Hurricane Carla hits Gulf Coast; Bess loses his house and possessions, but salvages paintings.

1962
Retrospective at Betty Parsons Gallery in January; catalogue includes essay by Meyer Schapiro.

One-man show at Contemporary Arts Museum, Houston, in April.

Painting included in "Wit and Whimsy in 20th Century Art," organized by the American Federation of Arts, New York.

1963
Blaffer Foundation considers doing a monograph on his work; later abandons project.
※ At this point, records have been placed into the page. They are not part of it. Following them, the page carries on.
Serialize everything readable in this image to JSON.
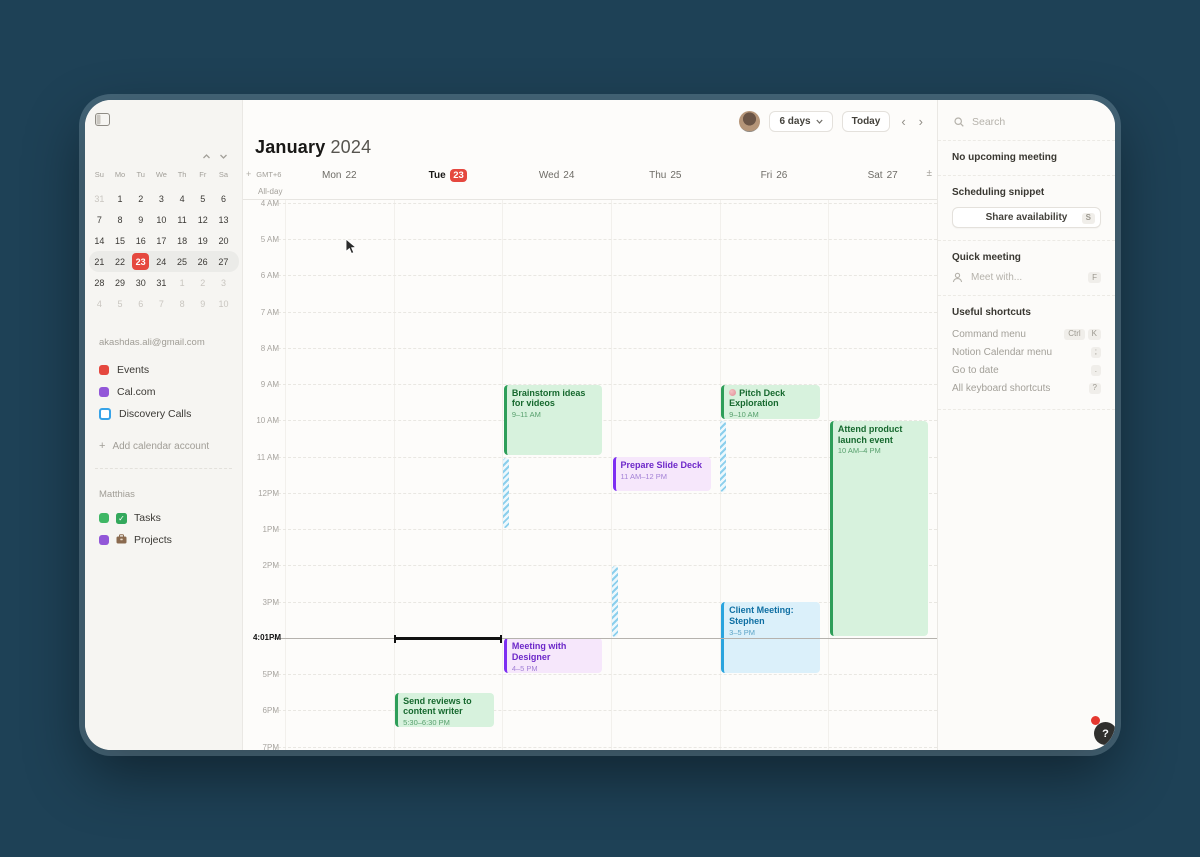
{
  "sidebar": {
    "mini_calendar": {
      "weekdays": [
        "Su",
        "Mo",
        "Tu",
        "We",
        "Th",
        "Fr",
        "Sa"
      ],
      "rows": [
        [
          {
            "n": 31,
            "o": 1
          },
          {
            "n": 1
          },
          {
            "n": 2
          },
          {
            "n": 3
          },
          {
            "n": 4
          },
          {
            "n": 5
          },
          {
            "n": 6
          }
        ],
        [
          {
            "n": 7
          },
          {
            "n": 8
          },
          {
            "n": 9
          },
          {
            "n": 10
          },
          {
            "n": 11
          },
          {
            "n": 12
          },
          {
            "n": 13
          }
        ],
        [
          {
            "n": 14
          },
          {
            "n": 15
          },
          {
            "n": 16
          },
          {
            "n": 17
          },
          {
            "n": 18
          },
          {
            "n": 19
          },
          {
            "n": 20
          }
        ],
        [
          {
            "n": 21
          },
          {
            "n": 22
          },
          {
            "n": 23,
            "sel": 1
          },
          {
            "n": 24
          },
          {
            "n": 25
          },
          {
            "n": 26
          },
          {
            "n": 27
          }
        ],
        [
          {
            "n": 28
          },
          {
            "n": 29
          },
          {
            "n": 30
          },
          {
            "n": 31
          },
          {
            "n": 1,
            "o": 1
          },
          {
            "n": 2,
            "o": 1
          },
          {
            "n": 3,
            "o": 1
          }
        ],
        [
          {
            "n": 4,
            "o": 1
          },
          {
            "n": 5,
            "o": 1
          },
          {
            "n": 6,
            "o": 1
          },
          {
            "n": 7,
            "o": 1
          },
          {
            "n": 8,
            "o": 1
          },
          {
            "n": 9,
            "o": 1
          },
          {
            "n": 10,
            "o": 1
          }
        ]
      ],
      "current_week_row": 3,
      "selected_day": 23
    },
    "account_email": "akashdas.ali@gmail.com",
    "calendars": [
      {
        "label": "Events",
        "color": "#e5483f",
        "style": "solid"
      },
      {
        "label": "Cal.com",
        "color": "#9257d8",
        "style": "solid"
      },
      {
        "label": "Discovery Calls",
        "color": "#37a3e8",
        "style": "ring"
      }
    ],
    "add_account_label": "Add calendar account",
    "workspace_name": "Matthias",
    "workspace_items": [
      {
        "label": "Tasks",
        "color": "#3fb765",
        "icon": "checkbox"
      },
      {
        "label": "Projects",
        "color": "#9257d8",
        "icon": "briefcase"
      }
    ]
  },
  "header": {
    "month": "January",
    "year": "2024",
    "view_label": "6 days",
    "today_label": "Today"
  },
  "calendar": {
    "timezone": "GMT+6",
    "all_day_label": "All-day",
    "expander": "±",
    "days": [
      {
        "name": "Mon",
        "num": "22"
      },
      {
        "name": "Tue",
        "num": "23",
        "today": true
      },
      {
        "name": "Wed",
        "num": "24"
      },
      {
        "name": "Thu",
        "num": "25"
      },
      {
        "name": "Fri",
        "num": "26"
      },
      {
        "name": "Sat",
        "num": "27"
      }
    ],
    "hour_labels": [
      {
        "h": 4,
        "t": "4 AM"
      },
      {
        "h": 5,
        "t": "5 AM"
      },
      {
        "h": 6,
        "t": "6 AM"
      },
      {
        "h": 7,
        "t": "7 AM"
      },
      {
        "h": 8,
        "t": "8 AM"
      },
      {
        "h": 9,
        "t": "9 AM"
      },
      {
        "h": 10,
        "t": "10 AM"
      },
      {
        "h": 11,
        "t": "11 AM"
      },
      {
        "h": 12,
        "t": "12PM"
      },
      {
        "h": 13,
        "t": "1PM"
      },
      {
        "h": 14,
        "t": "2PM"
      },
      {
        "h": 15,
        "t": "3PM"
      },
      {
        "h": 17,
        "t": "5PM"
      },
      {
        "h": 18,
        "t": "6PM"
      },
      {
        "h": 19,
        "t": "7PM"
      }
    ],
    "now": {
      "label": "4:01PM",
      "hour": 16.017,
      "day": 1
    },
    "events": [
      {
        "day": 1,
        "start": 17.5,
        "end": 18.5,
        "color": "green",
        "title": "Send reviews to content writer",
        "time": "5:30–6:30 PM"
      },
      {
        "day": 2,
        "start": 9,
        "end": 11,
        "color": "green",
        "title": "Brainstorm ideas for videos",
        "time": "9–11 AM"
      },
      {
        "day": 2,
        "start": 16,
        "end": 17,
        "color": "purple",
        "title": "Meeting with Designer",
        "time": "4–5 PM"
      },
      {
        "day": 3,
        "start": 11,
        "end": 12,
        "color": "purple",
        "title": "Prepare Slide Deck",
        "time": "11 AM–12 PM"
      },
      {
        "day": 4,
        "start": 9,
        "end": 10,
        "color": "green",
        "title": "Pitch Deck Exploration",
        "time": "9–10 AM",
        "emoji": true
      },
      {
        "day": 4,
        "start": 15,
        "end": 17,
        "color": "blue",
        "title": "Client Meeting: Stephen",
        "time": "3–5 PM"
      },
      {
        "day": 5,
        "start": 10,
        "end": 16,
        "color": "green",
        "title": "Attend product launch event",
        "time": "10 AM–4 PM"
      }
    ],
    "busy_strips": [
      {
        "day": 2,
        "start": 11,
        "end": 13
      },
      {
        "day": 3,
        "start": 14,
        "end": 16
      },
      {
        "day": 4,
        "start": 10,
        "end": 12
      }
    ]
  },
  "palette": {
    "green": {
      "bg": "#d7f2dd",
      "border": "#2e9e59",
      "title": "#17692f",
      "time": "#57a06d"
    },
    "purple": {
      "bg": "#f6e7fb",
      "border": "#7d2ff2",
      "title": "#6d28c9",
      "time": "#a381d6"
    },
    "blue": {
      "bg": "#dbf0fa",
      "border": "#2aa4de",
      "title": "#0f6fa3",
      "time": "#5ba3c6"
    }
  },
  "right_panel": {
    "search_placeholder": "Search",
    "upcoming_text": "No upcoming meeting",
    "scheduling_title": "Scheduling snippet",
    "share_button_label": "Share availability",
    "share_key": "S",
    "quick_title": "Quick meeting",
    "meet_placeholder": "Meet with...",
    "meet_key": "F",
    "shortcuts_title": "Useful shortcuts",
    "shortcuts": [
      {
        "label": "Command menu",
        "keys": [
          "Ctrl",
          "K"
        ]
      },
      {
        "label": "Notion Calendar menu",
        "keys": [
          ";"
        ]
      },
      {
        "label": "Go to date",
        "keys": [
          "."
        ]
      },
      {
        "label": "All keyboard shortcuts",
        "keys": [
          "?"
        ]
      }
    ]
  },
  "help_label": "?"
}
One-man exhibition at the New Arts Gallery, Houston, in May.

1965
Dr. John Money at John Hopkins University becomes interested in Bess' ideas; later includes him in an article, written in conjunction with Michael DiPriest, for Journal of Sex Research, 1976.

Bess' notebook documenting his immortality thesis read by some faculty members at University of California, Los Angeles, School of Medicine, and by anthropologists at the University of Western Australia studying aborigine tribes whose rituals include pseudo-hermaphroditic alteration.

Enters what he identifies as "Phase Two" of his career—more highly defined symbolism and expansion of media to include sculpture and film.

1966
Work included in the Eighth Annual Painting Invitational sponsored by the Junior League of Longview, Texas.

1967
Last one-man show at Betty Parsons Gallery in May.

One-man show at the Witte Memorial Museum, San Antonio, in October.

1968
Medical editor of Washington Star loses the documentary notebook Bess had been compiling since 1958.

1973
Meyer Schapiro assists in getting Bess a Mark Rothko Foundation grant for $125 a month.

1974
Suffers mild stroke. Brother commits him to San Antonio State Hospital in May. Enters Bay Villa Nursing Home, Bay City, in September; ceases to paint.

1977
One-man show sponsored by Bay City Art League in March.

Dies November 11 in Bay Villa Nursing Home.